Ich stolpere seit einiger Zeit immer wieder über Fälle, wo das generische Maskulinum im Plural für eine Gruppe verwendet wird, die eindeutig nur aus Frauen besteht. Und ich bilde mir ein, dass das “früher” nicht (so häufig) vorgekommen ist. Ich habe nicht den Eindruck, dass hier einfach nicht nachgedacht wurde, sondern, dass hier entgegen des muttersprachlichen Impulses im Deutschen, von “Journalistinnen” oder “Christinnen” oder was auch immer zu reden, bewusst das generische Maskulinum verwendet wurde. Wie absurd, weil dadurch die deutsche Sprache falsch verwendet wird durch diejenigen, die von sich selbst behaupten, sie zu “bewahren”. Absurd, aber immerhin nicht “links-grün-versifft” 😉

Ich zeige euch hier ein paar Beispiele. Wie erwähnt stolpere ich über solche Beispiele in letzter Zeit häufig, ich habe gerade nur die folgenden parat. Damit sollen aber nicht konkret die Schreiber*innen dieser Beiträge angeprangert werden. Ich möchte nur anhand dieser Beispiele veranschaulichen, was ich meine.
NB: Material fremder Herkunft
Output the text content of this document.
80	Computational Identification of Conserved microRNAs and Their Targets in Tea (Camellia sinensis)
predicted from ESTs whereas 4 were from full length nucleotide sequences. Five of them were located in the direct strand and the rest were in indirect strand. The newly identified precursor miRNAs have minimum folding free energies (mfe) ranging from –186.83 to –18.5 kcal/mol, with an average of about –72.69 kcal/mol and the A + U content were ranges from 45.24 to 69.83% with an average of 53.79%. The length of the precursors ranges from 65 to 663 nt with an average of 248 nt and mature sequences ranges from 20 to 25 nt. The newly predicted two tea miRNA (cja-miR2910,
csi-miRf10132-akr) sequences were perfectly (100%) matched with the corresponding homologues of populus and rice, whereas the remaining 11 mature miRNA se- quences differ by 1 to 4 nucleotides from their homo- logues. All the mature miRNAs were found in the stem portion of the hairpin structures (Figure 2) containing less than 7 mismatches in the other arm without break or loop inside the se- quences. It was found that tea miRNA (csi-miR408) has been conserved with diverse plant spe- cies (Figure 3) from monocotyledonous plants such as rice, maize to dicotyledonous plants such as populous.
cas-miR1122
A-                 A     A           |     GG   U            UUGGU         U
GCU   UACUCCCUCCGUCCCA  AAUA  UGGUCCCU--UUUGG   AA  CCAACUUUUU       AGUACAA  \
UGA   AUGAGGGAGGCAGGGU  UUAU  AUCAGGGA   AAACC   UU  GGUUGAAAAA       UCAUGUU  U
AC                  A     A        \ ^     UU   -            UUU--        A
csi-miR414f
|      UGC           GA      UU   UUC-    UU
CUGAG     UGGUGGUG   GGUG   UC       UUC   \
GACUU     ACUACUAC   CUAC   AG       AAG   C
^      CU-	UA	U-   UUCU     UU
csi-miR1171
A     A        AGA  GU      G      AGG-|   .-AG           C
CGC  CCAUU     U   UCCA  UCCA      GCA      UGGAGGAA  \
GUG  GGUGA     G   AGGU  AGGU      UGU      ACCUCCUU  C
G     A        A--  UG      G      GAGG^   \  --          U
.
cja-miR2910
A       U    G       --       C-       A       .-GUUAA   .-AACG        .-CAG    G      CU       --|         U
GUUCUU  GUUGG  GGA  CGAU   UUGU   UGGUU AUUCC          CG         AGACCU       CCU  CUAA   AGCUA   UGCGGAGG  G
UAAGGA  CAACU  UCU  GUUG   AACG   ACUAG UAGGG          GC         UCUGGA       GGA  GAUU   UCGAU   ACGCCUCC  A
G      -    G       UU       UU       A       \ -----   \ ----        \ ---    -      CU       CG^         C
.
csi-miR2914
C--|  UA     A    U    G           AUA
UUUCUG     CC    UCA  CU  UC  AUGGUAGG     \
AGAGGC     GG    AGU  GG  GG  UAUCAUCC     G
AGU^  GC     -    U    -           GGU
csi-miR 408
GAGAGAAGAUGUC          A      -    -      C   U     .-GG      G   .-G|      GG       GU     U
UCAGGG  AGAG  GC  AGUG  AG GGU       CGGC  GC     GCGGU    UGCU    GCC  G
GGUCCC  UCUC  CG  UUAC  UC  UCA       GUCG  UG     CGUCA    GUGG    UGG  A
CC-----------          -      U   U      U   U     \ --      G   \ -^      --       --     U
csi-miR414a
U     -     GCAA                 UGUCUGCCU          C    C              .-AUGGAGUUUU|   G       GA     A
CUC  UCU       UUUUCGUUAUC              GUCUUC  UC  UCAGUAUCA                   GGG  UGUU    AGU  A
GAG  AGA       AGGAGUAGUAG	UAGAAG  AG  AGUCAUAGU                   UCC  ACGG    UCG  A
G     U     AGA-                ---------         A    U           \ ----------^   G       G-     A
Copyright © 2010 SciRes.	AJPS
Hier ist ein Beitrag des “Sonntagsblatt”, in dem über eine einwöchige, interreligiöse reine Frauen-WG in Nürnberg berichtet wird: “Muslime und Christen in Mehrbettzimmern. 16 junge Frauen…” (bei 01:00) ist ein Beispiel. Im Text hingegen heißt es tatsächlich richtig “Eine Woche lang leben die Christinnen und Muslima unter einem Dach.”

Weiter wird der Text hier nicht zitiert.